The Lord Chief-Justice Tindal told the jury that they must first satisfy themselves whether, in point of fact, the deceased had died from the taking of arsenic, and whether the prisoner had administered it. If they were satisfied of those two facts, they would then have to say whether the prisoner had conducted himself so rashly and with such gross negligence as made him liable to an indictment for manslaughter. The question was, whether, in reference to the nature of the remedy he applied, he acted with a due degree of care and caution, or whether he acted with rashness and gross negligence. If they were of opinion that he acted with gross negligence and want of due and proper caution, he was in point of law guilty of the crime with which he was charged upon this indictment.
The jury consulted together for some time, and then returned a verdict of "Guilty."
The Lord Chief-Justice in passing sentence observed, that the ends of justice would be answered by the responsibility to which the prisoner had subjected himself being generally known. If any person presumed to administer medically a deadly poison, being grossly ignorant of its character and effects, or with rash negligence in its use, and death ensued, he would be liable to be convicted of the offence of manslaughter. Such a person might have no evil intention, and indeed might be actuated by a desire to alleviate the sufferings of a fellow-creature, but it behoved him to proceed with caution and care. At the time of life at which the prisoner had arrived, it would be useless cruelty to inflict upon him a severe punishment; and as he had been already in jail during six weeks, the court would sentence him to a further imprisonment of fourteen days only.

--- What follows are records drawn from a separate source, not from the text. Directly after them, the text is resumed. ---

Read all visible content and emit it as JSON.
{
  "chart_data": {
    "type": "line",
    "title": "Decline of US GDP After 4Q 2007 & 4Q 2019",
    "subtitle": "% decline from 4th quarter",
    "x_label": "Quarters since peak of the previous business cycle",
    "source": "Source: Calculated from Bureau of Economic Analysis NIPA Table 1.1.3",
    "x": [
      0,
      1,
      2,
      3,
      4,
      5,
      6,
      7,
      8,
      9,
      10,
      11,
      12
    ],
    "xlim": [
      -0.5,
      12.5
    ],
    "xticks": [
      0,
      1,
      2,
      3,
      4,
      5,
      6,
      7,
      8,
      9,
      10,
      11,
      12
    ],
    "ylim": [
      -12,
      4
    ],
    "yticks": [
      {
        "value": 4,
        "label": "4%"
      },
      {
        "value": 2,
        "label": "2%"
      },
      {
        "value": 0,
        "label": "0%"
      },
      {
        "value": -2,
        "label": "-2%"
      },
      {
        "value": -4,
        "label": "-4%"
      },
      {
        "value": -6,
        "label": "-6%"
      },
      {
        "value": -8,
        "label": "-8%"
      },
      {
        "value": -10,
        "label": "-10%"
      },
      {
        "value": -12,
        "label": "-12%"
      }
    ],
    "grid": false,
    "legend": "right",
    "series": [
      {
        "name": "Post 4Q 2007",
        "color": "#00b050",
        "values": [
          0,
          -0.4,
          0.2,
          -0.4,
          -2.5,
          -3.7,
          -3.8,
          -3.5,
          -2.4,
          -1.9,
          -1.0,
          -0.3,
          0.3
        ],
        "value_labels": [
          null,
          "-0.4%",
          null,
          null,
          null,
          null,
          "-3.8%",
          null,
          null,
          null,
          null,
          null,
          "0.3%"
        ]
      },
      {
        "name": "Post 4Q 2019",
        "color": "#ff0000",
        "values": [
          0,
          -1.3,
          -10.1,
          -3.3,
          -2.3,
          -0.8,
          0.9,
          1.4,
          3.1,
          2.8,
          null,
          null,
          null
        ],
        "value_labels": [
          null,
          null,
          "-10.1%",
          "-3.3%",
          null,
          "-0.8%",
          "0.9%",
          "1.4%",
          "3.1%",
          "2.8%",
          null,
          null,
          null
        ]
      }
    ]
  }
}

The old man, who appeared to possess his mental and physical powers almost unimpaired, paid great attention to the case as it proceeded. His respectful demeanour, silvery hair, and mild countenance, secured for him considerable compassion in court, which was strongly increased by the sorrow depicted in his countenance for the deed, of which he had been so unwittingly guilty, and his known reputation for amiability of disposition.